We need to be cautious, especially if the board is considering issuing new shares to Ashford as part of a termination fee payment. Issuing shares at the current depressed prices would be highly dilutive and would hand a large portion of the company to Ashford, devaluing the stakes of existing shareholders. There is significant interest in Braemar’s assets, and shareholders deserve to know all strategic options, not just those that benefit Ashford and Monty Bennett.

We cannot allow these decisions to be made in the shadows. The timing of the delayed meeting, the standstill agreements being offered to silence dissent, and the questionable deal with Blackwells all raise serious concerns about what might be going on behind closed doors.

Let’s not forget, these are the same independent directors who approved the management agreement with Ashford back in 2018, an agreement that has burdened shareholders with excessive fees and locked Braemar under Ashford’s control. This is the board that has repeatedly defended Monty Bennett’s interests, often at the expense of shareholders.

As we approach the December 17th vote, we strongly encourage all shareholders to vote against the current board. We cannot allow the continued mismanagement of Braemar to erode our investments.
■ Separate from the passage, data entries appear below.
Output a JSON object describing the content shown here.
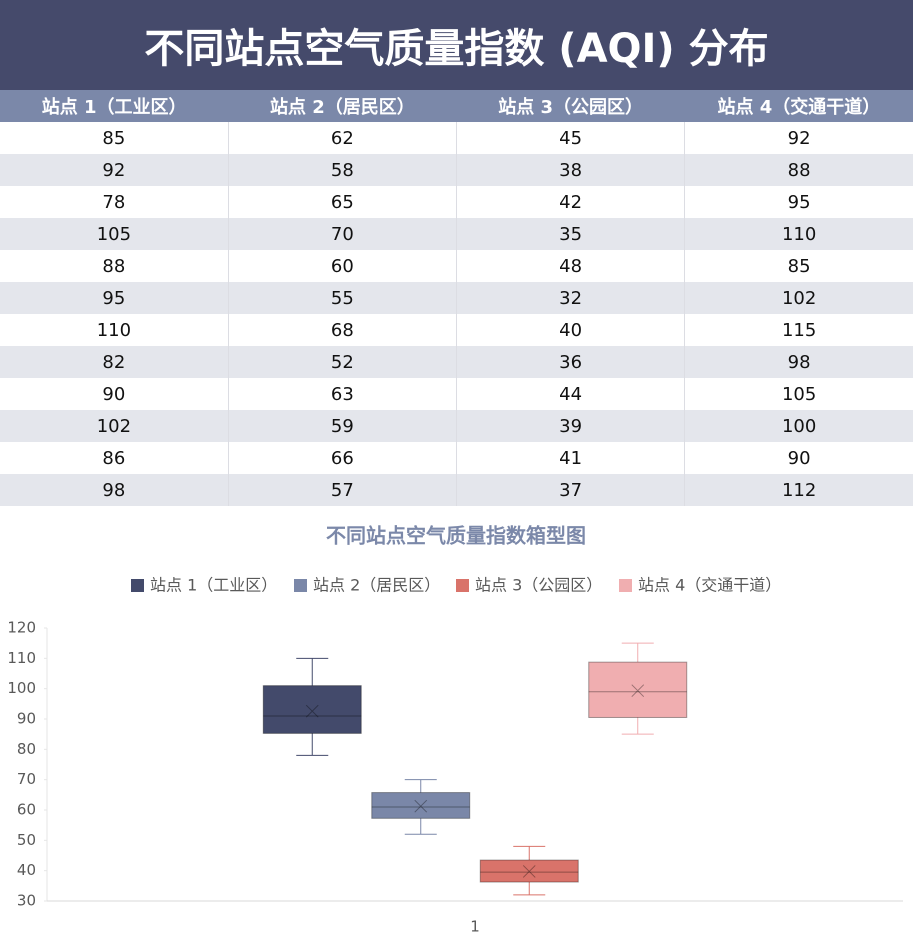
{
  "header": {
    "title": "不同站点空气质量指数 (AQI) 分布"
  },
  "table": {
    "columns": [
      "站点 1（工业区）",
      "站点 2（居民区）",
      "站点 3（公园区）",
      "站点 4（交通干道）"
    ],
    "rows": [
      [
        85,
        62,
        45,
        92
      ],
      [
        92,
        58,
        38,
        88
      ],
      [
        78,
        65,
        42,
        95
      ],
      [
        105,
        70,
        35,
        110
      ],
      [
        88,
        60,
        48,
        85
      ],
      [
        95,
        55,
        32,
        102
      ],
      [
        110,
        68,
        40,
        115
      ],
      [
        82,
        52,
        36,
        98
      ],
      [
        90,
        63,
        44,
        105
      ],
      [
        102,
        59,
        39,
        100
      ],
      [
        86,
        66,
        41,
        90
      ],
      [
        98,
        57,
        37,
        112
      ]
    ]
  },
  "chart_data": {
    "type": "box",
    "title": "不同站点空气质量指数箱型图",
    "categories": [
      "1"
    ],
    "legend": "top",
    "series": [
      {
        "name": "站点 1（工业区）",
        "color": "#434a6b",
        "min": 78,
        "q1": 85.25,
        "median": 91,
        "q3": 101,
        "max": 110,
        "mean": 92.58
      },
      {
        "name": "站点 2（居民区）",
        "color": "#7a87a8",
        "min": 52,
        "q1": 57.25,
        "median": 61,
        "q3": 65.75,
        "max": 70,
        "mean": 61.25
      },
      {
        "name": "站点 3（公园区）",
        "color": "#d9736a",
        "min": 32,
        "q1": 36.25,
        "median": 39.5,
        "q3": 43.5,
        "max": 48,
        "mean": 39.75
      },
      {
        "name": "站点 4（交通干道）",
        "color": "#f0aeb0",
        "min": 85,
        "q1": 90.5,
        "median": 99,
        "q3": 108.75,
        "max": 115,
        "mean": 99.33
      }
    ],
    "ylim": [
      30,
      120
    ],
    "yticks": [
      30,
      40,
      50,
      60,
      70,
      80,
      90,
      100,
      110,
      120
    ]
  }
}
The future of this company depends on shareholder action.

We are always open to discussing our views with any fellow shareholders who would like to share their thoughts or concerns.

Sincerely,


Alejandro Malbran
Managing Partner
Brancous LP1

amalbran@brancous.com

 

 

THE FOREGOING INFORMATION MAY BE DISSEMINATED TO SHAREHOLDERS VIA TELEPHONE, U.S. MAIL, E-MAIL, CERTAIN WEBSITES AND CERTAIN SOCIAL MEDIA VENUES, AND SHOULD NOT BE CONSTRUED AS INVESTMENT ADVICE OR AS A SOLICITATION OF AUTHORITY TO VOTE YOUR PROXY.

 

THE COST OF DISSEMINATING THE FOREGOING INFORMATION TO SHAREHOLDERS IS BEING BORNE ENTIRELY BY THE FILERS.